Signori della corte, diciamocelo: mo’ basta mo’.
Passi che la gente si fotta le spillatrici. Non ne comprendo il sottostante socio-economico, voglio dire, non si diventa certo ricchi smerciando spillatrici di seconda mano. Non credo esista neppure un mercato di seconda mano, soprattutto se col pennarello all’uranio impoverito che il cinese ti vende per otto centesimi hai pure vergato le tue iniziali sull’attrezzo. Passi pure che ogni volta che porti a firmare una carta al boss, questo ti fotta la penna pure se si tratta di una penna brandizzata dell’ultimo hotel a tre stelle dove ti è toccato soggiornare per via dei tagli al budget (tagli profondi e dolorosi, ma che non intaccano mai i soldi che i soci si distribuiscono a fine anno, chissà perché).

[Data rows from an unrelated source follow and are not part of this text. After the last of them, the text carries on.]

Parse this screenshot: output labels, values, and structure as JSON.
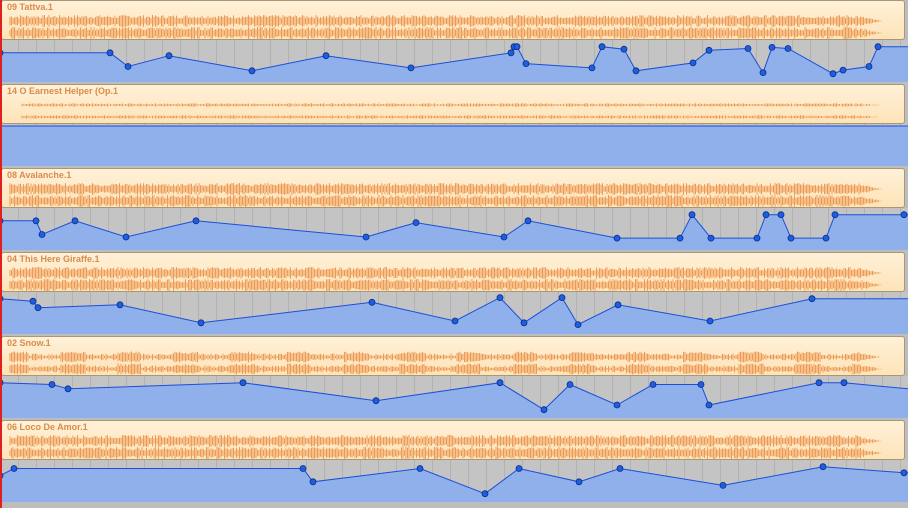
{
  "colors": {
    "region_fill": "#fde3b8",
    "waveform": "#ec9a55",
    "region_title": "#d88c4d",
    "automation_fill": "#8fb0ea",
    "automation_line": "#1b4fd6",
    "node": "#1e5fe0",
    "lane_background": "#c4c4c4",
    "playhead": "#e02020"
  },
  "icons": [
    "automation-node",
    "playhead-marker"
  ],
  "tracks": [
    {
      "region_name": "09 Tattva.1",
      "wave_style": "dense",
      "automation": [
        [
          0,
          0.3
        ],
        [
          110,
          0.3
        ],
        [
          128,
          0.68
        ],
        [
          169,
          0.38
        ],
        [
          252,
          0.8
        ],
        [
          326,
          0.38
        ],
        [
          411,
          0.72
        ],
        [
          511,
          0.3
        ],
        [
          514,
          0.13
        ],
        [
          517,
          0.13
        ],
        [
          526,
          0.6
        ],
        [
          592,
          0.72
        ],
        [
          602,
          0.13
        ],
        [
          624,
          0.2
        ],
        [
          636,
          0.8
        ],
        [
          693,
          0.58
        ],
        [
          709,
          0.23
        ],
        [
          748,
          0.18
        ],
        [
          763,
          0.85
        ],
        [
          772,
          0.15
        ],
        [
          788,
          0.18
        ],
        [
          833,
          0.88
        ],
        [
          843,
          0.78
        ],
        [
          869,
          0.68
        ],
        [
          878,
          0.13
        ],
        [
          908,
          0.13
        ]
      ]
    },
    {
      "region_name": "14 O Earnest Helper (Op.1",
      "wave_style": "faint",
      "automation": [
        [
          0,
          0.0
        ],
        [
          908,
          0.0
        ]
      ]
    },
    {
      "region_name": "08 Avalanche.1",
      "wave_style": "dense",
      "automation": [
        [
          0,
          0.3
        ],
        [
          36,
          0.3
        ],
        [
          42,
          0.68
        ],
        [
          75,
          0.3
        ],
        [
          126,
          0.75
        ],
        [
          196,
          0.3
        ],
        [
          366,
          0.75
        ],
        [
          416,
          0.35
        ],
        [
          504,
          0.75
        ],
        [
          528,
          0.3
        ],
        [
          617,
          0.78
        ],
        [
          680,
          0.78
        ],
        [
          692,
          0.13
        ],
        [
          711,
          0.78
        ],
        [
          757,
          0.78
        ],
        [
          766,
          0.13
        ],
        [
          781,
          0.13
        ],
        [
          791,
          0.78
        ],
        [
          826,
          0.78
        ],
        [
          835,
          0.13
        ],
        [
          904,
          0.13
        ],
        [
          908,
          0.13
        ]
      ]
    },
    {
      "region_name": "04 This Here Giraffe.1",
      "wave_style": "dense",
      "automation": [
        [
          0,
          0.13
        ],
        [
          33,
          0.2
        ],
        [
          38,
          0.38
        ],
        [
          120,
          0.3
        ],
        [
          201,
          0.8
        ],
        [
          372,
          0.23
        ],
        [
          455,
          0.75
        ],
        [
          500,
          0.1
        ],
        [
          524,
          0.8
        ],
        [
          562,
          0.1
        ],
        [
          578,
          0.85
        ],
        [
          618,
          0.3
        ],
        [
          710,
          0.75
        ],
        [
          812,
          0.13
        ],
        [
          908,
          0.13
        ]
      ]
    },
    {
      "region_name": "02 Snow.1",
      "wave_style": "sparse",
      "automation": [
        [
          0,
          0.13
        ],
        [
          52,
          0.18
        ],
        [
          68,
          0.3
        ],
        [
          243,
          0.13
        ],
        [
          376,
          0.63
        ],
        [
          500,
          0.13
        ],
        [
          544,
          0.88
        ],
        [
          570,
          0.18
        ],
        [
          617,
          0.75
        ],
        [
          653,
          0.18
        ],
        [
          701,
          0.18
        ],
        [
          709,
          0.75
        ],
        [
          819,
          0.13
        ],
        [
          844,
          0.13
        ],
        [
          908,
          0.3
        ]
      ]
    },
    {
      "region_name": "06 Loco De Amor.1",
      "wave_style": "dense",
      "automation": [
        [
          0,
          0.38
        ],
        [
          14,
          0.18
        ],
        [
          303,
          0.18
        ],
        [
          313,
          0.55
        ],
        [
          420,
          0.18
        ],
        [
          485,
          0.88
        ],
        [
          519,
          0.18
        ],
        [
          579,
          0.55
        ],
        [
          620,
          0.18
        ],
        [
          723,
          0.65
        ],
        [
          823,
          0.13
        ],
        [
          904,
          0.3
        ],
        [
          908,
          0.3
        ]
      ]
    }
  ]
}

Passi pure che ti fottano le scarpe anti-infortunistiche, può succedere, benché egualmente in tal caso, alla stregua del suesposto caso della spillatrice con iniziali ricamate, io ritenga piuttosto esotico un mercato parallelo che prenda in considerazione l’idea di acquistare delle scarpe brutte, puzzolenti, usate e pesanti quanto un macigno, la cui anti-infortunisticità consiste proprio in questo, che pesano così tanto che eviti gli infortuni sul lavoro perchè ti infortuni già a casa appena provi a indossarle e ti si spezza il collo del piede, che poi uno si chiede tutto sto collo del piede ma la testa del piede che cazzo sarebbe, la tibia, il perone, le falangi forse? Come sia, passi pure che qualche feticista delle balle ti fotta le scarpe anti-infortunistiche, gli evidenziatori, le gomme (quelle per cancellare che hanno dato il nome all’intera categoria della cancelleria, benché i 9/10 della cancelleria servano a fare il contrario di cancellare, a ben pensarci, potevano chiamarla scriveria, o penneria, o letteria, non sarebbe stato più assennato?). Come che sia, io posso sopportare tutto, MA CHE SI SIANO FOTTUTI LA TORTA DELLA MARY NO!
Cazzo!
Doveva festeggiare un evento ormai sempre più raro, un traguardo che per molti è un sogno e altri un incubo, il PENSIONAMENTO. La povera criatura s’era svegliata insieme ai cinesi, intendo nello stesso momento ma ciascuno secondo il suo fuso, aveva speso una tombola, e quando si è allontanata un nanosecondo per prendere piattini di carta e tovaglioli nella sua auto parcheggiata a tipo trecento sputi dalla sala delle amenità alimentari, s’è trovata il bancone lucido tirato a specchio e senza manco una briciola di torta.
Ci siamo guardati un poco smarriti, chi con il telefono incollato all’orecchio tenuto con la spalla per lasciarsi le mani libere di gesticolare alla cazzo, chi con le cuffie, chi intento a disinfilarsi la molla delle mutande dal centro delle chiappe (finiscono sempre lì, in un modo o nell’altro), confusi, senza sapere su cui volgere uno sguardo accusatore. Chi si poteva azzuffunnare una torta intera in dieci secondi?
Quelli del legal hanno annunciato querele se qualcuno s’azzarda a sospettarli, quelli di ingegneria hanno disegnato un enorme GANTT con tanti di quei simboli e simbolini, e milestones, che manco loro ci capiscono una mazza, quelli del finance chiedono di spalmare su tutti una tassa per ricomprare la torta ma quelli di HR si sono opposti per non dar soddisfazione ai sindacati che già preparavano cartelli con scritto Vergogna (di cosa, non ce l’hanno spiegato).
Io ho guardato tutti di sottecchi e piano piano mi sono allontanato, quatto quatto, cercando di non far cadere manco una briciola dal piatto con la torta.